4. Reduce the volume
Even with the above steps, you may still end up with a somewhat bloated and overly complicated process.
“Most processes can be done in no more than six steps—even though we know there are many moving parts and sub-steps that occur,” says Marcus.
This is why it’s important to try to reduce the volume of your process to make it as streamlined as possible. “It’s always better to put your hours of operation on your website than to develop a very efficient process for providing your hours of operation on the phone,” Bachman provides as an example.
Tip: Look for areas where you’re completing things simply because you’ve always done them—those might be tasks that could be cut out completely.

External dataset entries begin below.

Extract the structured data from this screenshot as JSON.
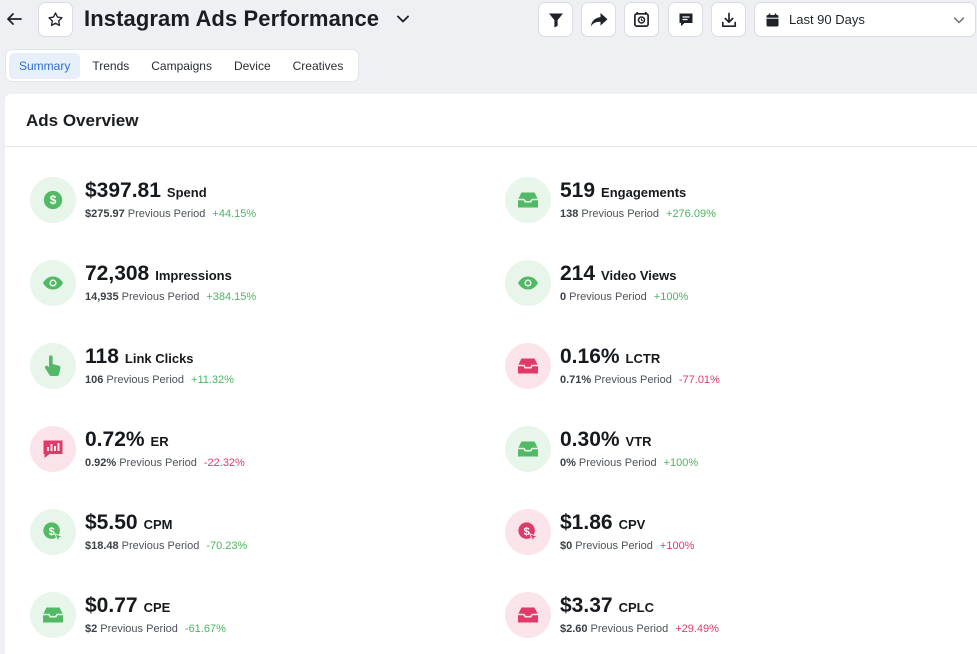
{
  "header": {
    "title": "Instagram Ads Performance",
    "date_range": "Last 90 Days"
  },
  "tabs": [
    {
      "label": "Summary",
      "active": true
    },
    {
      "label": "Trends"
    },
    {
      "label": "Campaigns"
    },
    {
      "label": "Device"
    },
    {
      "label": "Creatives"
    }
  ],
  "overview": {
    "title": "Ads Overview",
    "metrics": [
      {
        "value": "$397.81",
        "label": "Spend",
        "prev": "$275.97",
        "prev_label": "Previous Period",
        "change": "+44.15%",
        "icon": "dollar-icon"
      },
      {
        "value": "519",
        "label": "Engagements",
        "prev": "138",
        "prev_label": "Previous Period",
        "change": "+276.09%",
        "icon": "inbox-icon"
      },
      {
        "value": "72,308",
        "label": "Impressions",
        "prev": "14,935",
        "prev_label": "Previous Period",
        "change": "+384.15%",
        "icon": "eye-icon"
      },
      {
        "value": "214",
        "label": "Video Views",
        "prev": "0",
        "prev_label": "Previous Period",
        "change": "+100%",
        "icon": "eye-icon"
      },
      {
        "value": "118",
        "label": "Link Clicks",
        "prev": "106",
        "prev_label": "Previous Period",
        "change": "+11.32%",
        "icon": "pointer-icon"
      },
      {
        "value": "0.16%",
        "label": "LCTR",
        "prev": "0.71%",
        "prev_label": "Previous Period",
        "change": "-77.01%",
        "icon": "inbox-icon"
      },
      {
        "value": "0.72%",
        "label": "ER",
        "prev": "0.92%",
        "prev_label": "Previous Period",
        "change": "-22.32%",
        "icon": "chart-message-icon"
      },
      {
        "value": "0.30%",
        "label": "VTR",
        "prev": "0%",
        "prev_label": "Previous Period",
        "change": "+100%",
        "icon": "inbox-icon"
      },
      {
        "value": "$5.50",
        "label": "CPM",
        "prev": "$18.48",
        "prev_label": "Previous Period",
        "change": "-70.23%",
        "icon": "dollar-cursor-icon"
      },
      {
        "value": "$1.86",
        "label": "CPV",
        "prev": "$0",
        "prev_label": "Previous Period",
        "change": "+100%",
        "icon": "dollar-cursor-icon"
      },
      {
        "value": "$0.77",
        "label": "CPE",
        "prev": "$2",
        "prev_label": "Previous Period",
        "change": "-61.67%",
        "icon": "inbox-icon"
      },
      {
        "value": "$3.37",
        "label": "CPLC",
        "prev": "$2.60",
        "prev_label": "Previous Period",
        "change": "+29.49%",
        "icon": "inbox-icon"
      }
    ]
  },
  "colors": {
    "green": "#4cb461",
    "red": "#e03a6a",
    "accent": "#2f6fd6"
  }
}
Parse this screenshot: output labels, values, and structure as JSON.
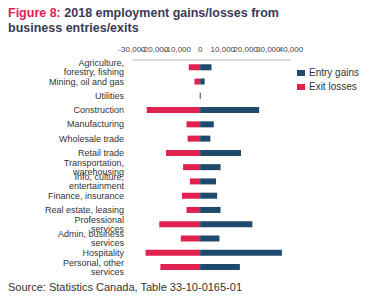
{
  "chart_data": {
    "type": "bar",
    "orientation": "horizontal",
    "stacked": true,
    "grid": false,
    "legend": "upper right",
    "title": "Figure 8: 2018 employment gains/losses from business entries/exits",
    "source": "Source: Statistics Canada, Table 33-10-0165-01",
    "categories": [
      "Agriculture, forestry, fishing",
      "Mining, oil and gas",
      "Utilities",
      "Construction",
      "Manufacturing",
      "Wholesale trade",
      "Retail trade",
      "Transportation, warehousing",
      "Info, culture, entertainment",
      "Finance, insurance",
      "Real estate, leasing",
      "Professional services",
      "Admin, business services",
      "Hospitality",
      "Personal, other services"
    ],
    "series": [
      {
        "name": "Exit losses",
        "color": "#e0204f",
        "values": [
          -5000,
          -2500,
          -200,
          -23500,
          -6000,
          -5500,
          -15000,
          -7500,
          -4500,
          -8000,
          -6000,
          -18000,
          -8500,
          -24000,
          -17500
        ]
      },
      {
        "name": "Entry gains",
        "color": "#1f4a6b",
        "values": [
          5000,
          2000,
          300,
          26000,
          6000,
          4500,
          18000,
          9000,
          7000,
          7500,
          9000,
          23000,
          8500,
          36000,
          17500
        ]
      }
    ],
    "xlim": [
      -30000,
      40000
    ],
    "xticks": [
      {
        "value": -30000,
        "label": "-30,000"
      },
      {
        "value": -20000,
        "label": "-20,000"
      },
      {
        "value": -10000,
        "label": "-10,000"
      },
      0,
      {
        "value": 10000,
        "label": "10,000"
      },
      {
        "value": 20000,
        "label": "20,000"
      },
      {
        "value": 30000,
        "label": "30,000"
      },
      {
        "value": 40000,
        "label": "40,000"
      }
    ]
  }
}
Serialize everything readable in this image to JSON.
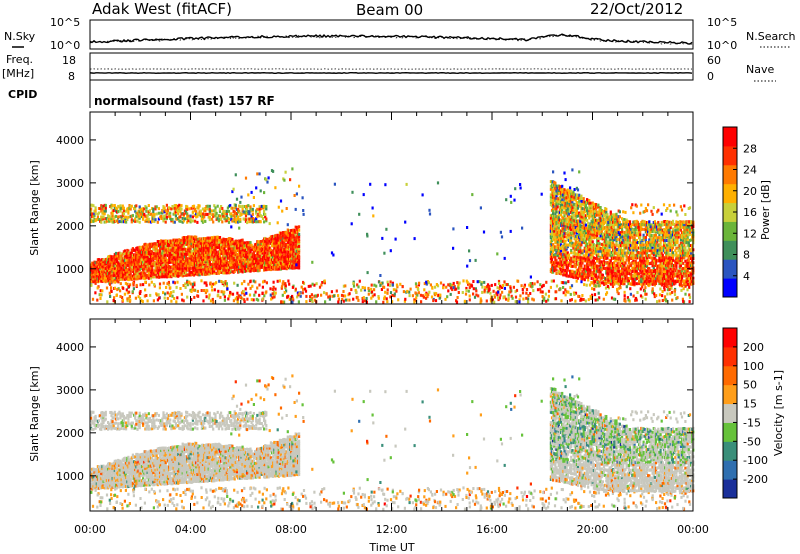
{
  "header": {
    "station": "Adak West (fitACF)",
    "beam": "Beam 00",
    "date": "22/Oct/2012"
  },
  "noise_panel": {
    "left_label": "N.Sky",
    "right_label": "N.Search",
    "left_ticks": [
      "10^5",
      "10^0"
    ],
    "right_ticks": [
      "10^5",
      "10^0"
    ]
  },
  "freq_panel": {
    "left_label": "Freq.",
    "left_unit": "[MHz]",
    "right_label": "Nave",
    "left_ticks": [
      "18",
      "8"
    ],
    "right_ticks": [
      "60",
      "0"
    ]
  },
  "cpid": {
    "label": "CPID",
    "text": "normalsound (fast) 157 RF"
  },
  "colors": {
    "power_scale": [
      "#0000ff",
      "#2b55c0",
      "#3f8f5a",
      "#6bb53a",
      "#c8d03a",
      "#ffb000",
      "#ff7a00",
      "#ff3000",
      "#ff0000"
    ],
    "velocity_scale": [
      "#1a2f9a",
      "#2f6fb0",
      "#3a8f7a",
      "#66c23a",
      "#c8c8be",
      "#ff9e1a",
      "#ff6a00",
      "#ff3000",
      "#ff0000"
    ]
  },
  "chart_data": [
    {
      "type": "heatmap",
      "name": "power",
      "ylabel": "Slant Range [km]",
      "xlabel": "",
      "yticks": [
        "1000",
        "2000",
        "3000",
        "4000"
      ],
      "ylim": [
        180,
        4650
      ],
      "xlim": [
        0,
        24
      ],
      "colorbar": {
        "label": "Power [dB]",
        "ticks": [
          "4",
          "8",
          "12",
          "16",
          "20",
          "24",
          "28"
        ],
        "range": [
          0,
          32
        ]
      }
    },
    {
      "type": "heatmap",
      "name": "velocity",
      "ylabel": "Slant Range [km]",
      "xlabel": "Time UT",
      "xticks": [
        "00:00",
        "04:00",
        "08:00",
        "12:00",
        "16:00",
        "20:00",
        "00:00"
      ],
      "yticks": [
        "1000",
        "2000",
        "3000",
        "4000"
      ],
      "ylim": [
        180,
        4650
      ],
      "xlim": [
        0,
        24
      ],
      "colorbar": {
        "label": "Velocity [m s-1]",
        "ticks": [
          "200",
          "100",
          "50",
          "15",
          "-15",
          "-50",
          "-100",
          "-200"
        ]
      }
    }
  ]
}
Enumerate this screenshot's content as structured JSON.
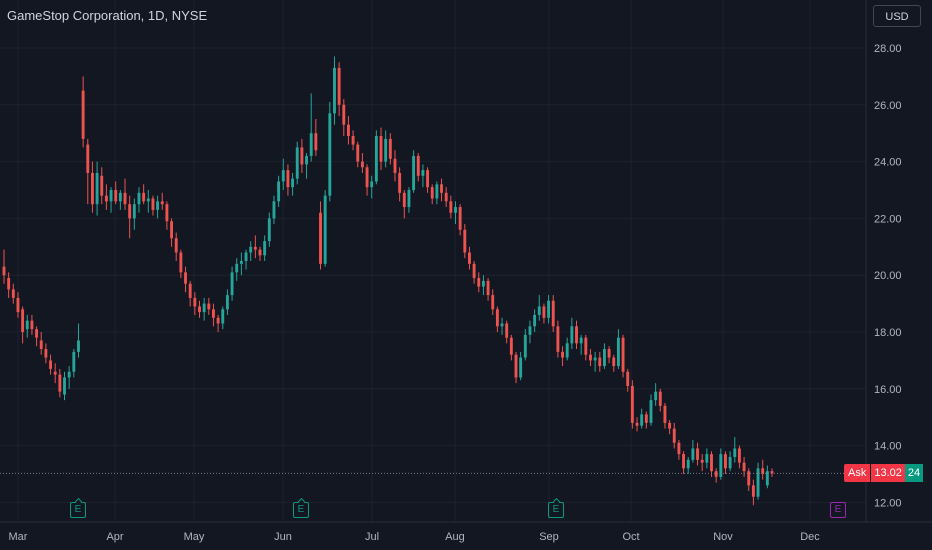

Tip: Keep your eyes peeled for sections where you might have one piece of the process passing through too many hands. Often, the fewer people involved in getting a particular task accomplished, the better.
Tip: Continuously ask yourself if there’s a better way things could be done. Just because they wind up completed doesn’t always mean they were finished in the most efficient and effective way. Reviewing and learning is the only way to improve processes for the future.
Easing the transition: How to implement new processes
Even though this new process is designed to help your team function better while addressing the problems they were consistently facing, there will be resistance to change. You will experience some reluctance or hesitation when introducing a new and improved process.
For this reason, it’s important that you communicate openly with your team members and involve them in the process as instructed above.
Before you implement this new way of doing things, schedule a meeting with the team members who will be impacted by this new process. Take the time to explain why this change was necessary—making sure that you touch on those challenges and pain points you identified—and then ask for any further questions or suggestions about the new process.
The more people understand why the change was made and how it helps them, the more accommodating and engaged they’ll be.
Your work processes are how your team gets things accomplished. But they shouldn't just be set and forgotten because change is the only real constant in your team.
Members leave, new ones join. New technologies and tools are introduced while others are retired. Goals and objectives shift all the time. Failing to adjust and improve your processes to match those changes will only result in frustration, disorganization, and debate.
Instead of hoping that your team members adapt and processes somehow adjust when changes are introduced, you need to be proactive in managing change by identifying current processes and then crafting new ones that will keep your team’s tasks streamlined and predictable.
To recap, here's what that looks like:
|Identifying Your Current Work Process:|
|Building a Better Process:|
Use this information to pinpoint your current processes and make the necessary adjustments, and your team is sure to be effective, efficient, and organized—regardless of what gets thrown their way!